Diese Einstellung Berlins rief „aktives Unverständnis“ in Kiew hervor, und der ukrainische Abgeordnete Alexej Gontscharenko ließ sich nichts Besseres einfallen, als auf einem Stück der Berliner Mauer am Gelände der deutschen Botschaft in Kiew „Nein“ zu schreiben. Dafür warf ihm Berlin eine Verletzung der Wiener Konvention vor. Darauf reagierte das Kiewer Establishment mit dem Aufruf, einen Empfang in der deutschen Botschaft zum 25. Jahrestag der gegenseitigen diplomatischen Beziehungen zu ignorieren. Vor diesem Hintergrund wurde ein neues Telefonat des russischen Präsidenten Wladimir Putin mit Angela Merkel, wobei er sich für eine Aktualisierung des „Normandie-Formats“ aussprach, zu einem neuen Versuch, Poroschenko zu zwingen, am Verhandlungstisch Platz zu nehmen. Darauf folgte auch ein Telefongespräch des russischen Außenministers Sergej Lawrow mit seinem „frischgebackenen“ deutschen Amtskollegen Sigmar Gabriel, wobei sie sich um die Absprache der Positionen Moskaus und Berlins bemühten, um Kiew gemeinsam unter Druck zu setzen.
Andererseits müsste Poroschenko verstehen, dass das aktuelle „Normandie-Format“ bald ein Ende findet, denn die Amtszeit seines französischen Amtskollegen Francois Hollande läuft demnächst ab. Und unter dem neuen Staatsoberhaupt (egal ob das Francois Fillon, Emmanuel Macron oder Marine Le Pen sein wird) könnte Paris für Kiew ein noch unangenehmer Unterhändler werden. Dasselbe gilt auch für die vom EU-Kommissionspräsidenten Jean-Claude Juncker versprochenen Abschaffung der Visapflicht für die Ukraine „bis zum Sommer“: Der neue französische Staatschef bzw. die Staatschefin tritt sein bzw. ihr Amt Ende Mai an und wird die Abstimmung vermutlich ohne unnötige Hemmung blockieren.

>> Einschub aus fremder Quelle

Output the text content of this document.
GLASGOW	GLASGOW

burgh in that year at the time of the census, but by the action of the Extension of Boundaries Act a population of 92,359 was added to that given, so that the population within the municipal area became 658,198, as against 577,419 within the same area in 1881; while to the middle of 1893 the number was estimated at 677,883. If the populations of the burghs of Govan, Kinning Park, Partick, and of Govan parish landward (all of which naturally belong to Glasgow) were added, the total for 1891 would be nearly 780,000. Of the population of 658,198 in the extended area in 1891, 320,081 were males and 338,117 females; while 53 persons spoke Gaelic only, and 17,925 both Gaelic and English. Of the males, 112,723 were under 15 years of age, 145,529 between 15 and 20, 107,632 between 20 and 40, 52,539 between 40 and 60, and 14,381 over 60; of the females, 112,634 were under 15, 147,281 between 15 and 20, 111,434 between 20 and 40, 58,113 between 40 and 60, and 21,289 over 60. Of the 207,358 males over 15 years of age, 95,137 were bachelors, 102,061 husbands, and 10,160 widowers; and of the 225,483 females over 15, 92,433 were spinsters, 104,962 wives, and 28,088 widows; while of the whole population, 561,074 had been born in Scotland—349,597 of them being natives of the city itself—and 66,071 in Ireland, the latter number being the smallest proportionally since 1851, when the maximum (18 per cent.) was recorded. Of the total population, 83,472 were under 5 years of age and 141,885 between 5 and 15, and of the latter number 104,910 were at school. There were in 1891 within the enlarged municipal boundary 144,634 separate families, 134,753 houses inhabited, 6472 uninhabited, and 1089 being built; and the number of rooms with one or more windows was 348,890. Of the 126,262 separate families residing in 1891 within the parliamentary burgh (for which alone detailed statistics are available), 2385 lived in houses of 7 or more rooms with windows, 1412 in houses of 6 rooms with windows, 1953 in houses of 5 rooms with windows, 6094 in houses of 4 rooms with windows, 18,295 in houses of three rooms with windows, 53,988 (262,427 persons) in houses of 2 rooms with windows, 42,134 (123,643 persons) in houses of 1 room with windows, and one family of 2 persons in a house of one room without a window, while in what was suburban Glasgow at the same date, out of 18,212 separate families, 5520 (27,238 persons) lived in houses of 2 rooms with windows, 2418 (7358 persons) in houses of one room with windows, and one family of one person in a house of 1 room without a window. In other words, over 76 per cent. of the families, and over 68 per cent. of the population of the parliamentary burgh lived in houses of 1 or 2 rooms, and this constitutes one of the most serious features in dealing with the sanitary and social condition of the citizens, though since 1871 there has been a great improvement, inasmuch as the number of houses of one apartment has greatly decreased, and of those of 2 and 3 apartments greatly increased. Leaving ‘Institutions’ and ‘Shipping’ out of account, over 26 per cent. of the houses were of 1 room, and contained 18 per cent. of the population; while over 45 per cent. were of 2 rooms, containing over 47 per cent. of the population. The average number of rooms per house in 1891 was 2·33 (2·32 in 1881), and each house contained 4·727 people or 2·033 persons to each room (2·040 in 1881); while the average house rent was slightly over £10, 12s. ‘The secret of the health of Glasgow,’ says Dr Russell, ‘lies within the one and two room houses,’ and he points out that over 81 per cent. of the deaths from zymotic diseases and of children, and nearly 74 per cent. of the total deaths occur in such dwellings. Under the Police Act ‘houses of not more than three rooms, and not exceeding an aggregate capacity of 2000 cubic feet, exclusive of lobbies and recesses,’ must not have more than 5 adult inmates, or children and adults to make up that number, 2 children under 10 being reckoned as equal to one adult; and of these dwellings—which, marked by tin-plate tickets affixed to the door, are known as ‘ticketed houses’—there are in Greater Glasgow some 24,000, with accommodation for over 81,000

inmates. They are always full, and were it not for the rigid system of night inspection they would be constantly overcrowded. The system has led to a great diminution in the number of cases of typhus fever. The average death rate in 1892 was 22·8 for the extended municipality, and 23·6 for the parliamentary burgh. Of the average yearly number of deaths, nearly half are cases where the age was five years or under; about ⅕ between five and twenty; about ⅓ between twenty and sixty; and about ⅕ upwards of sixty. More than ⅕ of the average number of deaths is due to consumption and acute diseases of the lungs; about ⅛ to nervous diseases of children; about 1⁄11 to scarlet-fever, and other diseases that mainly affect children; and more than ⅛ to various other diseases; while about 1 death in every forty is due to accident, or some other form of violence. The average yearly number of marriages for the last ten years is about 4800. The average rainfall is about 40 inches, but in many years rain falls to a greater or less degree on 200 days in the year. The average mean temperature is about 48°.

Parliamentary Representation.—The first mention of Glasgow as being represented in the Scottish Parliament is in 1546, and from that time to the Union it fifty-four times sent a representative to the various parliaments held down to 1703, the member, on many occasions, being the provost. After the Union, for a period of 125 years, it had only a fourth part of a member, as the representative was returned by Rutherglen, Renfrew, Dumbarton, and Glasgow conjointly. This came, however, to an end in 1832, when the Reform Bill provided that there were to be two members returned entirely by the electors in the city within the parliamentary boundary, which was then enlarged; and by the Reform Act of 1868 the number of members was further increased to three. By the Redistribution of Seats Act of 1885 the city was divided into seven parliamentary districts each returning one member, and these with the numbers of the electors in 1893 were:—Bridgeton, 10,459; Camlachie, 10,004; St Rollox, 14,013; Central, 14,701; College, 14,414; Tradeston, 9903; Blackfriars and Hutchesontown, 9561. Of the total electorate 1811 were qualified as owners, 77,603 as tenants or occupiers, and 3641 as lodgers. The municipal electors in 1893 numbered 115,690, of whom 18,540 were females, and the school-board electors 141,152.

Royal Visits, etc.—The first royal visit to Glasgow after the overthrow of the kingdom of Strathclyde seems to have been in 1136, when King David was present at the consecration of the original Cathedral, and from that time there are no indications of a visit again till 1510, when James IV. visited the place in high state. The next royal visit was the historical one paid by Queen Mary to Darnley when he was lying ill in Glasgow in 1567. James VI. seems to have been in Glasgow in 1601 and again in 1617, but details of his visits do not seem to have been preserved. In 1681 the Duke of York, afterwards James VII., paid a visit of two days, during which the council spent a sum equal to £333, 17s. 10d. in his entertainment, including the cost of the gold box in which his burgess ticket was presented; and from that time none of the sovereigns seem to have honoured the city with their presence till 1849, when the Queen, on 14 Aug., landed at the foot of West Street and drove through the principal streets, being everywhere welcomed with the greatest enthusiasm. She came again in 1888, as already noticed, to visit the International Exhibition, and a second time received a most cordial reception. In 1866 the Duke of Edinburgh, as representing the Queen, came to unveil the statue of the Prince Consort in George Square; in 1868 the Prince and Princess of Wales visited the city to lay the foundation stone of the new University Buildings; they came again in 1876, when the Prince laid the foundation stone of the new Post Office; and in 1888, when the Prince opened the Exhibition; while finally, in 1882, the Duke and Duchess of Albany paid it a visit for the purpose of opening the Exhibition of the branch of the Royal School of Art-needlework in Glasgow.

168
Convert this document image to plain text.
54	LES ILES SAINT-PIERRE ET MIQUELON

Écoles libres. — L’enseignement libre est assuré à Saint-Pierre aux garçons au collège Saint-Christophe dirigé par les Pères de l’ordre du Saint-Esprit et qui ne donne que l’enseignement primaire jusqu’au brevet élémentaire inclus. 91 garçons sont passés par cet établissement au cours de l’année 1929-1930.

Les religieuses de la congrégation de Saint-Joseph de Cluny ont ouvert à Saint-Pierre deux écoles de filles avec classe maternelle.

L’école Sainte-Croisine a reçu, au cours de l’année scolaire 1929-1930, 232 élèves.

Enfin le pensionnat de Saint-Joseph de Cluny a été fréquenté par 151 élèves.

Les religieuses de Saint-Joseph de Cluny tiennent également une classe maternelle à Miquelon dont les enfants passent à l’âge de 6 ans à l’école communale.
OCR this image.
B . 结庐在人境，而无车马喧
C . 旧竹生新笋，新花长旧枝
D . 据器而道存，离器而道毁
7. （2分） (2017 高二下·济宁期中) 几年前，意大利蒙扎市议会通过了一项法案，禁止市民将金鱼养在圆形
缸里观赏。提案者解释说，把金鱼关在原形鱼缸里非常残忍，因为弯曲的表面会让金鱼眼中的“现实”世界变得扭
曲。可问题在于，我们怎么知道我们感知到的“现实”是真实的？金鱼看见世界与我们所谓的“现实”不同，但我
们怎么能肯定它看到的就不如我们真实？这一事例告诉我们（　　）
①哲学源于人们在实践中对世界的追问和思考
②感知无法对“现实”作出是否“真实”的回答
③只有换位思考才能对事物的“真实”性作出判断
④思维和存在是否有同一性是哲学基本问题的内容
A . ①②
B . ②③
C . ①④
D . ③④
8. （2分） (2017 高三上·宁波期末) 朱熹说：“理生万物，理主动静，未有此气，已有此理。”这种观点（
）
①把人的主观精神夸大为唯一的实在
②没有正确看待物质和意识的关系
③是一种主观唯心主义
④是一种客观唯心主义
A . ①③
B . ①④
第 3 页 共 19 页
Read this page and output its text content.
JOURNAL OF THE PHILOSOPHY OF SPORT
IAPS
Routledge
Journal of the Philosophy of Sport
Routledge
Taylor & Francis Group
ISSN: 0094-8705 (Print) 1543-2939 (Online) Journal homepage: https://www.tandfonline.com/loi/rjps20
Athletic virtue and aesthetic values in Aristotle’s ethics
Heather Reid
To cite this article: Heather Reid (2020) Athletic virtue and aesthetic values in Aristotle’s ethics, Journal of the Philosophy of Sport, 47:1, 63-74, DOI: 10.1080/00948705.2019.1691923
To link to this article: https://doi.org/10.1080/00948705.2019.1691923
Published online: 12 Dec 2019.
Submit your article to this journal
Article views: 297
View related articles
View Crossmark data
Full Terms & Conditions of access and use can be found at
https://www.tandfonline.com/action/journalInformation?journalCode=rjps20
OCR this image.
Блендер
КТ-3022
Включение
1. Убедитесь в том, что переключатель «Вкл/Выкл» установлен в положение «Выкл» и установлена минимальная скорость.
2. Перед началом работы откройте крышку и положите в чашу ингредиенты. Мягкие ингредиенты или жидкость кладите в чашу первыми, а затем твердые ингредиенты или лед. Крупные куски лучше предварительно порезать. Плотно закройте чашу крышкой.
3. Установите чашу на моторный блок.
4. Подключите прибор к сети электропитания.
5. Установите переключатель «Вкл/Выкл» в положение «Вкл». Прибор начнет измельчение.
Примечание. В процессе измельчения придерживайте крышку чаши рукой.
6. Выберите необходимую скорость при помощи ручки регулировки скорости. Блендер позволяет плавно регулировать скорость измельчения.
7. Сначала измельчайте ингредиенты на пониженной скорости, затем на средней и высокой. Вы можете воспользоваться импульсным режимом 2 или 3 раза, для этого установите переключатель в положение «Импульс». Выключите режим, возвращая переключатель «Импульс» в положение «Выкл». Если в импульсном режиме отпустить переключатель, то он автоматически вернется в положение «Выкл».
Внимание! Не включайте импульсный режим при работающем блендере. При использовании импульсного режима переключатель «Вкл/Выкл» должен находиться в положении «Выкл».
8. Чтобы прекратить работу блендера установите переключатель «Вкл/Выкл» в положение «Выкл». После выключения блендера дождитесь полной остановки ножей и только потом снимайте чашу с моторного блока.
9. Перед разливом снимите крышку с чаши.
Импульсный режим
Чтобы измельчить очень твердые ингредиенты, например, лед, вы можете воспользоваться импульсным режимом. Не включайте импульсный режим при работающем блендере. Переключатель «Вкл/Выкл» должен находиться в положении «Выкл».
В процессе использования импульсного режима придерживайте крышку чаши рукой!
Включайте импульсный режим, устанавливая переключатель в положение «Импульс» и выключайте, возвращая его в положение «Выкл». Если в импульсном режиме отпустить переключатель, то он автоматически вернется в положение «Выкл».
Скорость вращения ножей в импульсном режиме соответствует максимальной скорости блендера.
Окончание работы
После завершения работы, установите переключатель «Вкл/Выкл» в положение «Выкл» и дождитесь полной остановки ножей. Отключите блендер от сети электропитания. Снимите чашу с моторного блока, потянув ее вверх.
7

Die deutsche Bundesversammlung hat am gestrigen Sonntag, wie erwartet, den bisherigen Außenminister Frank-Walter Steinmeier zum Bundespräsidenten gewählt. Der langjährige Leiter des Kanzleramtes unter Gerhard Schröder gilt als „Russland-Freund“ und Merkels Gegner. Zwar ist seine Macht im neuen Amt eher formell, aber Steinmeier könnte eine unabhängigere Außenpolitik ausüben. Zudem will wohl niemand in Berlin im Vorfeld der Bundestagswahl im September die Verantwortung für das Scheitern der deutschen Ukraine-Politik übernehmen.
Es bleibt noch der neue US-Präsident Donald Trump. Bei einem Telefonat soll Poroschenko ihn um ein „baldmöglichstes Treffen“ gebeten haben. Als vorläufiger Termin wurde der 21. Februar vereinbart. Der ukrainische Außenminister Pawel Klimkin reiste sofort nach Washington, um einzelne Details des Gipfels zu besprechen. Die bisherigen Erfahrungen lassen leider vermuten, dass im Donezbecken in den kommenden Tagen eine neue Eskalation zu erwarten ist. Denn wenn die Situation dort ruhig bliebe, würde das bedeuten, dass Poroschenko keinen „Schutz vor Moskau“ seitens Washingtons braucht.
Eine andere Frage ist allerdings, ob Trump Poroschenko helfen will, nachdem sich Kiew während des US-Präsidentschaftswahlkampfes an der Hetze gegen ihn aktiv beteiligt hatte. So sprach der ukrainische Botschafter Valeri Tschaly seine Handlungen direkt mit dem Wahlstab Hillary Clintons ab. Es ist unwahrscheinlich, dass der neue US-Staatschef das vergessen hat. Und andere Partner hat Poroschenko nicht mehr.